Elle hausse les épaules.
— Je n’en sais rien ; moi, que voulez-vous, je ne suis que la gérante.
— Qui est le patron ?
Elle s’offre le luxe d’hésiter, mais je sors ma carte de poulaga à moi. En voyant s’étaler dessus mon grade de commissaire, elle met les pouces.
— Le patron est M. Jérôme Laurenzi, dit-elle.
— Tiens ! Tiens, ! fais-je.
Vieille connaissance. Un truand mondain ! Toujours soupçonné, jamais mouillé. Laurenzi, c’est un monsieur. Il a de la classe, mais pas de morale. Il aurait pu devenir chef d’industrie, il n’a été que chef de gang par personnes interposées. Sa quiétude bourgeoise avant tout ! Un promoteur ! Un financier ! Il aime la musique, il protège les arts et fait du bien, du vrai bien à de vrais pauvres. Une belle figure, insolite, bizarre, attachante.
— Quelle est son adresse actuelle ?
— Il habite rue de Buzenval à Saint-Cloud.
— Un voisin, murmuré-je, vu que je crèche tout près. Très bien, on ira lui causer de l’air du pays. Bonsoir, jolie madame, ravi de vous avoir connue.
Bérurier perd un brin de dignité pour hasarder sa main conquérante, presque proprio, vers le bustier de Froufrou.
— Vos pensionnaires sont fraîches comme des petits cœurs, convient le Pertinent, mais entre nous et un pot de vaseline, si j’aurais à escalader quelqu’un dans cette turne, c’est plutôt vous que je choisirais, chère mahame !

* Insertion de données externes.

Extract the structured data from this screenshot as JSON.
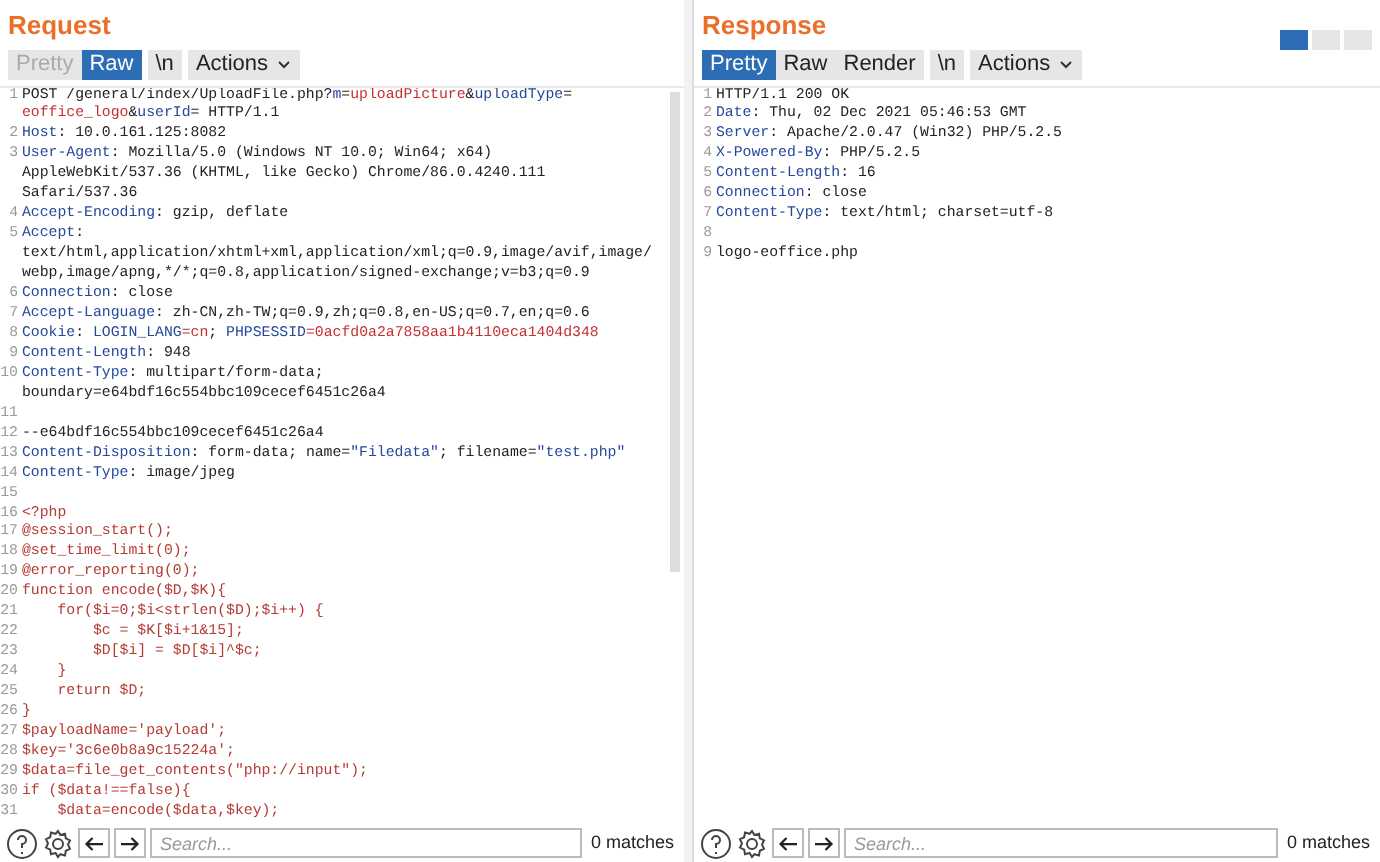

Ça lui lubrifie la vanité, à la brave hôtesse. Ce compliment direct la fait rougir, ma parole !
— Flatteur ! susurre-t-elle en caressant d’une main aussi experte que baguée la région rasurelienne du Gros.
— Officiel ! réaffirme celui-ci.
Et il ajoute, en faisant jouer ses ramasse-miettes façon Rudolph Valentino :
— La qualité, je m’en ai toujours foutu, ce qui compte, c’est la quantité. Et de ce côté-là, sauf votre respect, c’est pas avec une pince à sucre qu’on peut vous agacer les roberts !
2
DE QUOI SE FAIRE DU MAUVAIS SANG
On récupère la dolente Laurentine dans la cour de l’immeuble. Elle est assise sur la margelle de la vasque et récite un chapelet d’urgence, les yeux à demi fermés. La fumaga de ses prières sort de sa bouche par petites bouffées. C’est vachement éloquent, un Notre Père, par moins quatre ! C’est visuel ! Ça se met à exister.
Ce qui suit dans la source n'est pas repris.